Iterate over the code points of _value_ using the same algorithm used to interpret strings passed to `eval` #8

jswalden · 2018-08-08T21:33:50Z

There's already spec algorithm/text for interpreting JS strings that contain lone surrogates, in the manner that QuoteJSONString wants to interpret them -- as code points, with lone surrogates interpreted as whole code points. We should reuse that.

Additionally, the main spec already has definitions for leading/trailing surrogate that can be reused. That seems better than introducing new definitions that cross-reference elsewhere.

I have no idea what the custom is for dels/inses or how exactly this is supposed to be written -- the existing dels/inses do not match up with the spec text in https://github.com/tc39/ecma262 right now, so I'm not sure what they're acting against -- so I mostly just used them with respect to the text currently there.

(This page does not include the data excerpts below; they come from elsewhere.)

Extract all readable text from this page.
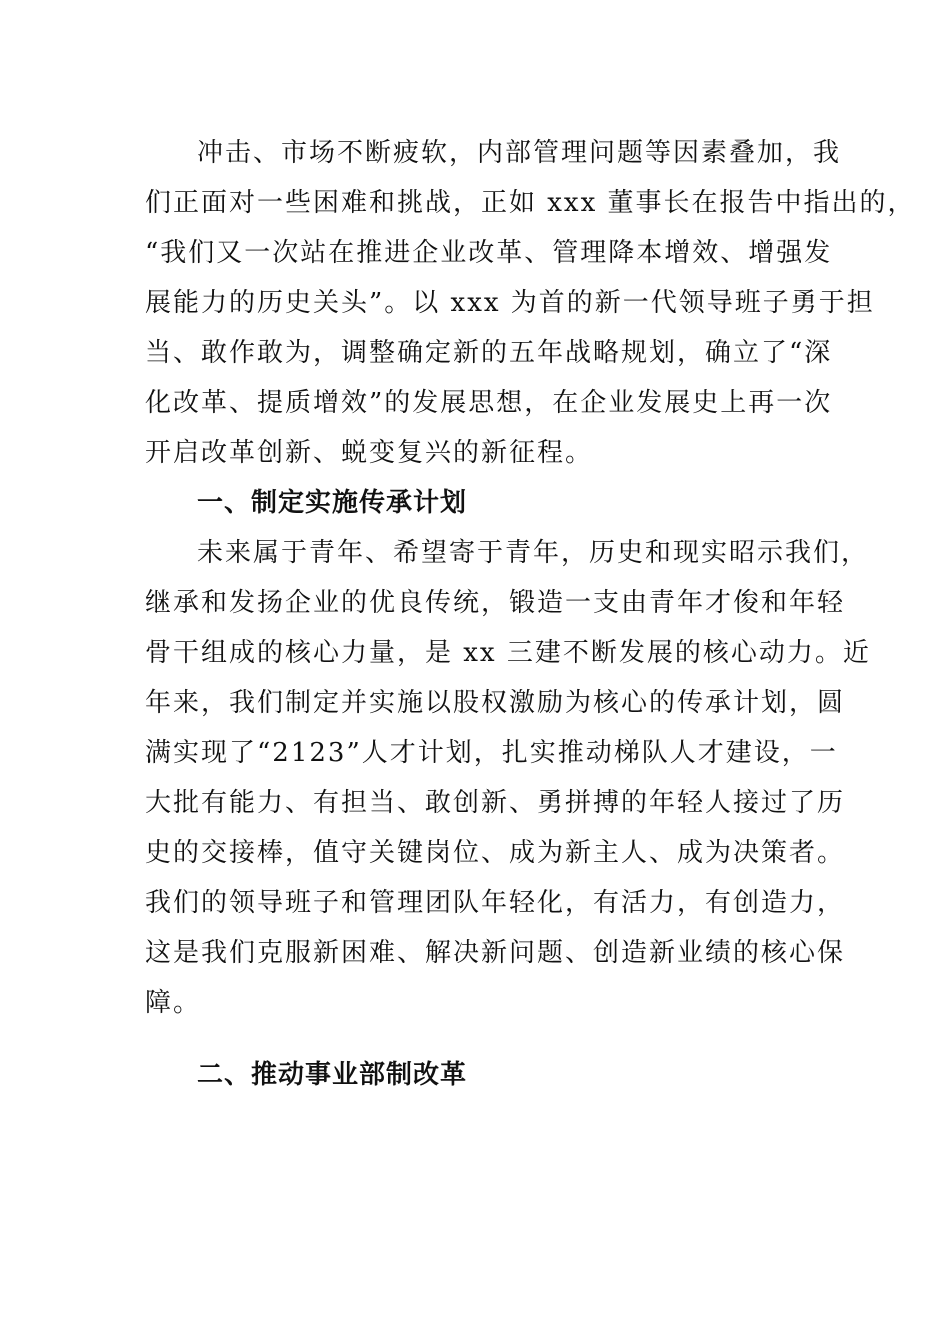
冲击、市场不断疲软，内部管理问题等因素叠加，我
们正面对一些困难和挑战，正如 xxx 董事长在报告中指出的，
“我们又一次站在推进企业改革、管理降本增效、增强发
展能力的历史关头”。以 xxx 为首的新一代领导班子勇于担
当、敢作敢为，调整确定新的五年战略规划，确立了“深
化改革、提质增效”的发展思想，在企业发展史上再一次
开启改革创新、蜕变复兴的新征程。
一、制定实施传承计划
未来属于青年、希望寄于青年，历史和现实昭示我们，
继承和发扬企业的优良传统，锻造一支由青年才俊和年轻
骨干组成的核心力量，是 xx 三建不断发展的核心动力。近
年来，我们制定并实施以股权激励为核心的传承计划，圆
满实现了“2123”人才计划，扎实推动梯队人才建设，一
大批有能力、有担当、敢创新、勇拼搏的年轻人接过了历
史的交接棒，值守关键岗位、成为新主人、成为决策者。
我们的领导班子和管理团队年轻化，有活力，有创造力，
这是我们克服新困难、解决新问题、创造新业绩的核心保
障。
二、推动事业部制改革
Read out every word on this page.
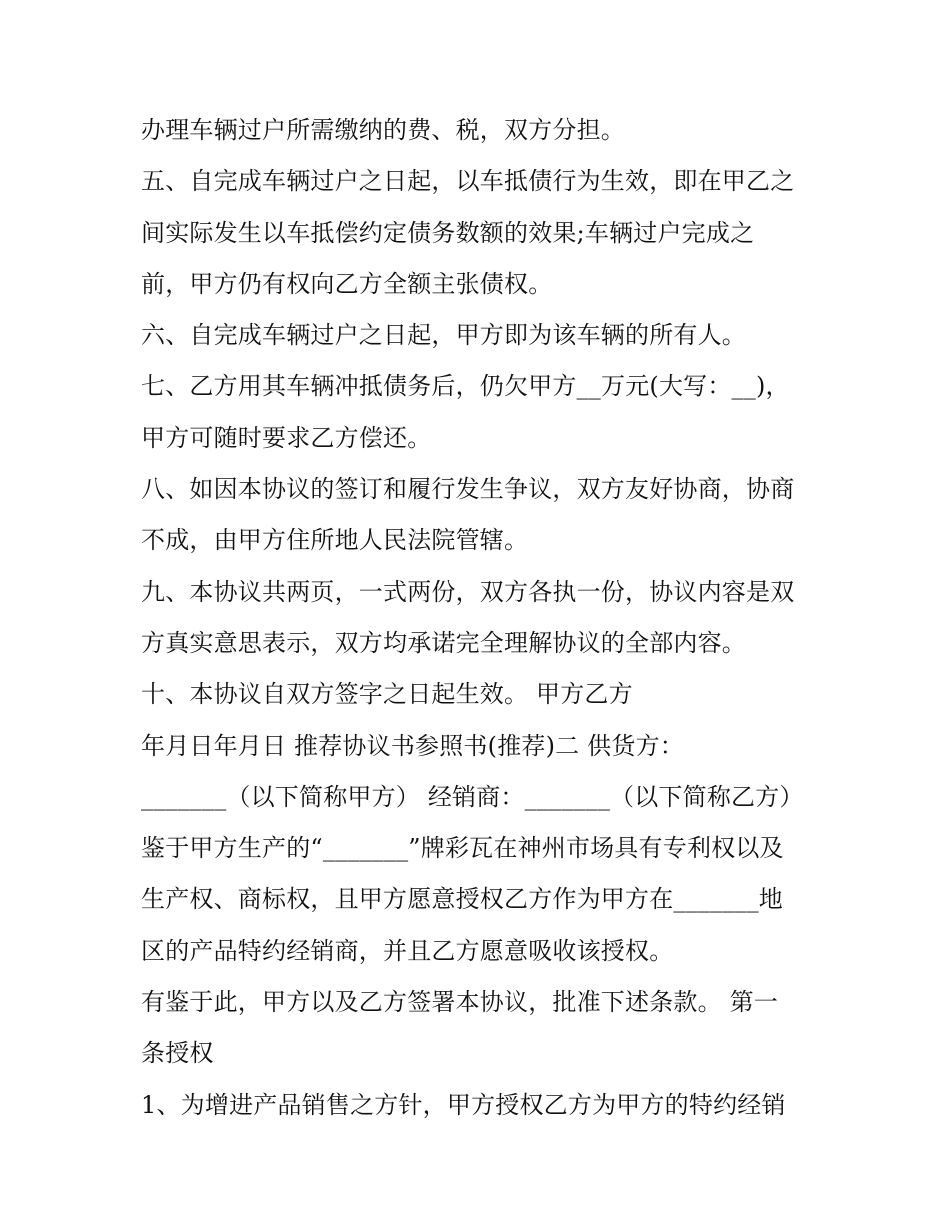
办理车辆过户所需缴纳的费、税，双方分担。
五、自完成车辆过户之日起，以车抵债行为生效，即在甲乙之
间实际发生以车抵偿约定债务数额的效果;车辆过户完成之
前，甲方仍有权向乙方全额主张债权。
六、自完成车辆过户之日起，甲方即为该车辆的所有人。
七、乙方用其车辆冲抵债务后，仍欠甲方__万元(大写：__)，
甲方可随时要求乙方偿还。
八、如因本协议的签订和履行发生争议，双方友好协商，协商
不成，由甲方住所地人民法院管辖。
九、本协议共两页，一式两份，双方各执一份，协议内容是双
方真实意思表示，双方均承诺完全理解协议的全部内容。
十、本协议自双方签字之日起生效。 甲方乙方
年月日年月日 推荐协议书参照书(推荐)二 供货方：
_______（以下简称甲方） 经销商：_______（以下简称乙方）
鉴于甲方生产的“_______”牌彩瓦在神州市场具有专利权以及
生产权、商标权，且甲方愿意授权乙方作为甲方在_______地
区的产品特约经销商，并且乙方愿意吸收该授权。
有鉴于此，甲方以及乙方签署本协议，批准下述条款。 第一
条授权
1、为增进产品销售之方针，甲方授权乙方为甲方的特约经销
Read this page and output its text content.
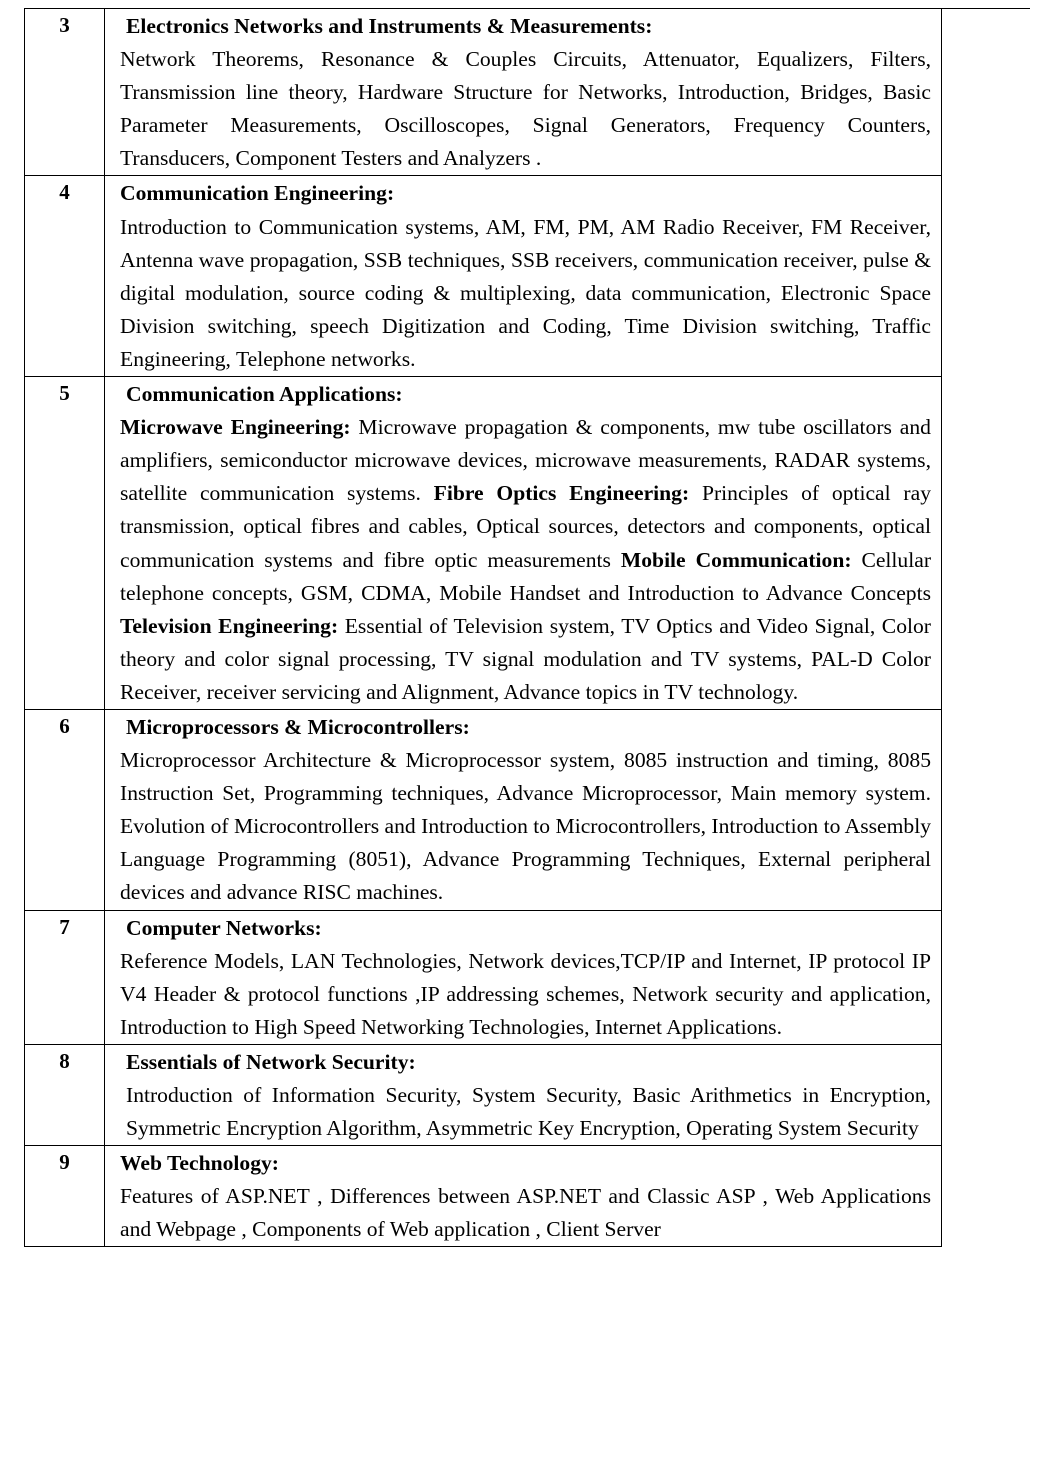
3	Electronics Networks and Instruments & Measurements:
Network Theorems, Resonance & Couples Circuits, Attenuator, Equalizers, Filters, Transmission line theory, Hardware Structure for Networks, Introduction, Bridges, Basic Parameter Measurements, Oscilloscopes, Signal Generators, Frequency Counters, Transducers, Component Testers and Analyzers .	

4	Communication Engineering:
Introduction to Communication systems, AM, FM, PM, AM Radio Receiver, FM Receiver, Antenna wave propagation, SSB techniques, SSB receivers, communication receiver, pulse & digital modulation, source coding & multiplexing, data communication, Electronic Space Division switching, speech Digitization and Coding, Time Division switching, Traffic Engineering, Telephone networks.	

5	Communication Applications:
Microwave Engineering: Microwave propagation & components, mw tube oscillators and amplifiers, semiconductor microwave devices, microwave measurements, RADAR systems, satellite communication systems. Fibre Optics Engineering: Principles of optical ray transmission, optical fibres and cables, Optical sources, detectors and components, optical communication systems and fibre optic measurements Mobile Communication: Cellular telephone concepts, GSM, CDMA, Mobile Handset and Introduction to Advance Concepts Television Engineering: Essential of Television system, TV Optics and Video Signal, Color theory and color signal processing, TV signal modulation and TV systems, PAL-D Color Receiver, receiver servicing and Alignment, Advance topics in TV technology.	

6	Microprocessors & Microcontrollers:
Microprocessor Architecture & Microprocessor system, 8085 instruction and timing, 8085 Instruction Set, Programming techniques, Advance Microprocessor, Main memory system. Evolution of Microcontrollers and Introduction to Microcontrollers, Introduction to Assembly Language Programming (8051), Advance Programming Techniques, External peripheral devices and advance RISC machines.	

7	Computer Networks:
Reference Models, LAN Technologies, Network devices,TCP/IP and Internet, IP protocol IP V4 Header & protocol functions ,IP addressing schemes, Network security and application, Introduction to High Speed Networking Technologies, Internet Applications.	

8	Essentials of Network Security:
Introduction of Information Security, System Security, Basic Arithmetics in Encryption, Symmetric Encryption Algorithm, Asymmetric Key Encryption, Operating System Security	

9	Web Technology:
Features of ASP.NET , Differences between ASP.NET and Classic ASP , Web Applications and Webpage , Components of Web application , Client Server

mathiasbynens · 2018-08-09T10:51:29Z

spec.emu

@@ -14,15 +14,14 @@ contributors: Richard Gibson
 <!-- es6num="24.3.2.2" -->
 <emu-clause id="sec-quotejsonstring" aoid="QuoteJSONString">
  <h1>Runtime Semantics: QuoteJSONString ( _value_ )</h1>
-  <p>The abstract operation QuoteJSONString with argument _value_ wraps a String value in QUOTATION MARK code units and escapes certain other code units within it.</p>
-  <p>As defined in the Unicode Standard, a <dfn id="high-surrogate-code-unit">high-surrogate code unit</dfn> is a code unit with a numeric value in the inclusive range 0xD800 to 0xDBFF and a <dfn id="low-surrogate-code-unit">low-surrogate code unit</dfn> is a code unit with a numeric value in the inclusive range 0xDC00 to 0xDFFF.</p>
+  <p>The abstract operation QuoteJSONString with argument _value_ wraps a String value in QUOTATION MARK code units and escapes certain other code <del>units</del><ins>points</ins> within it.</p>


It’s a little weird to mix “code units” and “code points” in the same sentence, especially with the word “other“ in there:

code units and escapes certain other code ~~units~~points

gibson042

I'm not opposed to the approach, but I think we first need to update this proposal to account for changes as of tc39/ecma262@557f2c1 and tc39/ecma262@04af92d . Would you like to do that @jswalden, or should I?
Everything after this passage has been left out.